Bedsidedrawer · 15/02/2019 07:54

Well I read The Subtle Art of Not Giving a Fuck
Great read thanks!
Going to really work at this.

WheelyCote · 15/02/2019 08:12

Age.
I still don't like rocking the apple cart but after bullying at work....I think I was an easy target...I now don't care whether these people like me.

With this happening I then realised that I was being pushed around in a friend group....people pleasing meant I rarely stood my ground making it easier for people to push my boundaries. I don't take that anymore either.
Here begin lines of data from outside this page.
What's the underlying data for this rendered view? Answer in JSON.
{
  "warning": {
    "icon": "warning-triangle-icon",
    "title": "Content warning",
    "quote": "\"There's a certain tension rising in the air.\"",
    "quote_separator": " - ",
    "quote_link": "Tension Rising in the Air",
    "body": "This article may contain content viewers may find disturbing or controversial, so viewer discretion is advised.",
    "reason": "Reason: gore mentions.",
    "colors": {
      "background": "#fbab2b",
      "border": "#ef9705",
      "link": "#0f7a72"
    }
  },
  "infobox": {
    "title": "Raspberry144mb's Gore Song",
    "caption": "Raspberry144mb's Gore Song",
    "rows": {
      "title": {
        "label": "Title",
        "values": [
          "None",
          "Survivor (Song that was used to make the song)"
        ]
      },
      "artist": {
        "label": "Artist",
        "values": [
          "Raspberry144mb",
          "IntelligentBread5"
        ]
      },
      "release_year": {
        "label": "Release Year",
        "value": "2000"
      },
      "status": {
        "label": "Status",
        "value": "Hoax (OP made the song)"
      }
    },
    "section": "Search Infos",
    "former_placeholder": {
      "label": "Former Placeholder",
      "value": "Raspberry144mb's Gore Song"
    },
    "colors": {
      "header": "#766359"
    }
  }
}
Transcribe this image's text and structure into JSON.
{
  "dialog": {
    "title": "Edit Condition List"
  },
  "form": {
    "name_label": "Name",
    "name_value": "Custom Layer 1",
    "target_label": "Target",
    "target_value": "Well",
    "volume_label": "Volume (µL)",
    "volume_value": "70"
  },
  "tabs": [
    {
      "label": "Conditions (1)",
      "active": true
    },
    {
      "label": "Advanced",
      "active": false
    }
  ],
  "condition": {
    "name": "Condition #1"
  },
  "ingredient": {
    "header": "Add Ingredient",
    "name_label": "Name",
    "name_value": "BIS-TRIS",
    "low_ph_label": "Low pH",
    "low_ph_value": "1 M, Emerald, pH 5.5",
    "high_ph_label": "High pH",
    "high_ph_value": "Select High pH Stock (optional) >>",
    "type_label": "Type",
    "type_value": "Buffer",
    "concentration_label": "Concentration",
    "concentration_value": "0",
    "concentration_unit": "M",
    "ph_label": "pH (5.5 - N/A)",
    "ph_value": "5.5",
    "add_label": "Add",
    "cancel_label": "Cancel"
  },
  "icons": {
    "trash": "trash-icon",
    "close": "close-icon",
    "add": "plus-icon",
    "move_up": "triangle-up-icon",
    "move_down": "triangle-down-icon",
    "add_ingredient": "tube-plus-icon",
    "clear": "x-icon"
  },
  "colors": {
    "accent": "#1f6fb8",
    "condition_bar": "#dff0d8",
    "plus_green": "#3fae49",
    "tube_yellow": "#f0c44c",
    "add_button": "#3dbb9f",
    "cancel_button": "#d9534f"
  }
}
It's cost me one friend and I'm sad about it but she seems to like me as the downtrodden people pleaser and on the occasion we do talk...still tries to put me down.

Last convo we had was her telling me I live in my comfort zone because I didn't want to sign up to her Networking skincare selling thing or attend her 400pound change your life weekend course aka SAS style.

Work colleagues I'm professional with but no longer could give a ratsarse about. Even the ones who didn't bully....they stood by and let it happen. They've just made me stronger.

Sweepingcalamity · 15/02/2019 08:19

It took me a long time (too long!) to realise that you need to plough your own furrow in life. Like blokes do really without a second thought. They don't ask permission. Even the best, most selfless caring bloke won't necessarily alter his own job/living situation to suit you both. And once you realise that you and only you (child considerations taken in to account of course ) are responsible for your own future, and you have a couple of objectives in mind, and a good idea of how you live and the sort of person you want to be, then you care less what other people think.